Lo invitamos a leer: Cántelvi (Cuentos de sábado en la tarde)
Esta no es la ruta que usualmente seguimos a la bodega en la que trabajo todas las tardes moviendo, con un montacargas, cajas repletas de zapatos. “Don Marquitos, ¿le pasa algo? ¿Para dónde vamos? ¿Por qué se desvió?”, le pregunto. Pero solo me responde el silencio, los pitazos de los otros coches y el ronroneo del auto. El tipo que seguimos es colombiano, porque ahora sí que es evidente que lo seguimos o, mejor, que Don Marquitos le sigue el paso, la sombra, como sabueso anhelante. Eso es seguro. La configuración craneana, los rasgos afilados, el color de la piel, hasta el caminado. Uno distingue a los suyos entre un gentío, no importa dónde, no importa cómo.
“La sangre tira”, como dicen en mi país.
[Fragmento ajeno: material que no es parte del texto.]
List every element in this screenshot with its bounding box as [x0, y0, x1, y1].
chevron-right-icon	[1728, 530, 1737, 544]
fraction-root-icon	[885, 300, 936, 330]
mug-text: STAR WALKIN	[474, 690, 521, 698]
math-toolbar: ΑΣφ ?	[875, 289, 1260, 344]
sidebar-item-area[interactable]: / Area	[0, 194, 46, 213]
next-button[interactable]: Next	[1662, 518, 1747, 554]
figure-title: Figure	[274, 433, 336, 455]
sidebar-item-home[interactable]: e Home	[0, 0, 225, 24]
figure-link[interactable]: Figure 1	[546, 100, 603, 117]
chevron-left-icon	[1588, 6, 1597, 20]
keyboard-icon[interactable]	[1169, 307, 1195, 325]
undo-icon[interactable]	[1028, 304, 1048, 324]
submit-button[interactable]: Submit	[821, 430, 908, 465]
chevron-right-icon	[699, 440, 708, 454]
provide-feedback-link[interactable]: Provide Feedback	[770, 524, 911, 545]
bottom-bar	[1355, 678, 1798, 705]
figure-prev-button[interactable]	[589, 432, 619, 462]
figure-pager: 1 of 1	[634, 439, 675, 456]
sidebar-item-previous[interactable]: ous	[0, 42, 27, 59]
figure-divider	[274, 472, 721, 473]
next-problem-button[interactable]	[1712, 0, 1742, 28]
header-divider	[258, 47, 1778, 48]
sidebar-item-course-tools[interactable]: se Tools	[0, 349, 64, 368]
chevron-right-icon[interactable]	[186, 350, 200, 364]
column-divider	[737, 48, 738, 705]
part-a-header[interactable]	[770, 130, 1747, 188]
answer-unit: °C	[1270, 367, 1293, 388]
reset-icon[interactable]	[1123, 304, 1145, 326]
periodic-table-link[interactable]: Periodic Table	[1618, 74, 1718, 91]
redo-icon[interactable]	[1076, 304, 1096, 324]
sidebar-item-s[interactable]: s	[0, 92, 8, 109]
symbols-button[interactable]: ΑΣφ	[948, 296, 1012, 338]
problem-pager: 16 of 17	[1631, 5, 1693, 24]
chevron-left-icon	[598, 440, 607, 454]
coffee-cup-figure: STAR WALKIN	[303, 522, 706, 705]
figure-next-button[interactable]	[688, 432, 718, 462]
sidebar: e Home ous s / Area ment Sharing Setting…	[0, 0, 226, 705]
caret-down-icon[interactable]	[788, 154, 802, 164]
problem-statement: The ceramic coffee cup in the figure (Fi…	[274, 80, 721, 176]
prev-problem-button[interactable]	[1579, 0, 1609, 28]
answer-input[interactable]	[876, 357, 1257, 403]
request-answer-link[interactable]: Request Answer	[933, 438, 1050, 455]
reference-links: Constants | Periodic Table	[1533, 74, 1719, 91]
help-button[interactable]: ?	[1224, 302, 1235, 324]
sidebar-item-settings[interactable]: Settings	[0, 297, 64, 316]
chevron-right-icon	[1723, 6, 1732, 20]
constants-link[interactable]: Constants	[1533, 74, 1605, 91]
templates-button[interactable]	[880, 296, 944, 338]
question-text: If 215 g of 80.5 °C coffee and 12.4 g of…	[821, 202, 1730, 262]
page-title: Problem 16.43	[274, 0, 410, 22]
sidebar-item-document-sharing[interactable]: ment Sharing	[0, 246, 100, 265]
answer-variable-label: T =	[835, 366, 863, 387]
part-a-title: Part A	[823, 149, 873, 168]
Y nuestro objetivo, el de Don Marquitos, es medio mulato, de pelo prieto y abundante, esmirriado y se balancea de un lado a otro, como si más bien fuera una triste barca a la deriva de la rutina urbana. Lleva unos enormes lentes de sol y una camisa colorida, sandalias y bermuda de jean, cortada en casa. El tipo aquel al fin se detiene en una esquina, al lado del semáforo y nosotros también. Espera que la luz cambie para pasar al otro lado. Don Marquitos ha frenado en seco. Sus nudillos siguen amenazando con pulverizar el timón de la camioneta en la que transporta gente para una agencia de empleos del Norte de Montreal, en Canadá. Hunde el acelerador un par de veces. Tal vez demasiado fuerte, como si fuera una bestia al acecho de su presa. Y esta vez, el tipo mencionado, voltea a mirarnos. Pero se vuelve hacia la luz del semáforo peatonal. Más carros pitan detrás de nosotros pidiendo, rabiosos, el paso. Quizá tan confundidos como yo, que adivino lo que está pasando y lo que está a punto de pasar.
“Don Marquitos… oiga…”, otra acelerada, el sujeto que cruza al fin la calle, las llantas que chillan… el motor que brama, el olor a caucho quemado, un sacudón… y nosotros seguimos en el mismo sitio. Don Marquitos suelta un bufido maquillado de suspiro, y se estrella la frente contra el volante, hasta hacerla sangrar. El hombre de la camisa colorida y los shorts se pierde, a lo lejos, entre el bullicio de la avenida. Don Marquitos llora desconsolado. Yo abro la puerta y les grito a los desesperados que nos ensordecen a pitazos, en mi fracturado francés, que el carro de descompuso, que sigan su camino como puedan. Doy la vuelta, abro la puerta del conductor y lo abrazo. Un par de cuadras más abajo, he de enterarme de que los fantasmas existen y de que uno nunca sabe, realmente, qué parte del universo habita.
El tipo que acabamos de ver y que temí que aplastáramos, me dice Don Marquitos, era el comandante del frente guerrillero que incendió su hacienda hace tres años, porque él se negó a seguirles pagando la vacuna mensual. En el siniestro murió su hijo menor. El resto es historia. La misma historia reciente de Colombia, sangre, muertos, malas noticias y refugiados.
Todos, de una u otra manera, somos víctimas. Sus contactos en Colombia, días después, y acosado por los recuerdos y la paranoia, le confirmaron que el sujeto que vimos en la calle era, en efecto, alias Vaticano, el mismo que lo había transformado de próspero hacendado a cifra estadística en el exilio. A Canadá el sujeto había llegado como refugiado, parte del programa de protección de testigos. Afortunadamente, Don Marquitos ahora vive en Vancouver, a donde se mudó con toda su familia algunos meses después del incidente aquel. Yo alguna vez creo que volví a ver al tipo aquel, por los lados del Viejo Puerto de la ciudad, no estoy seguro de que fuera él, no obstante, me cambié de acera.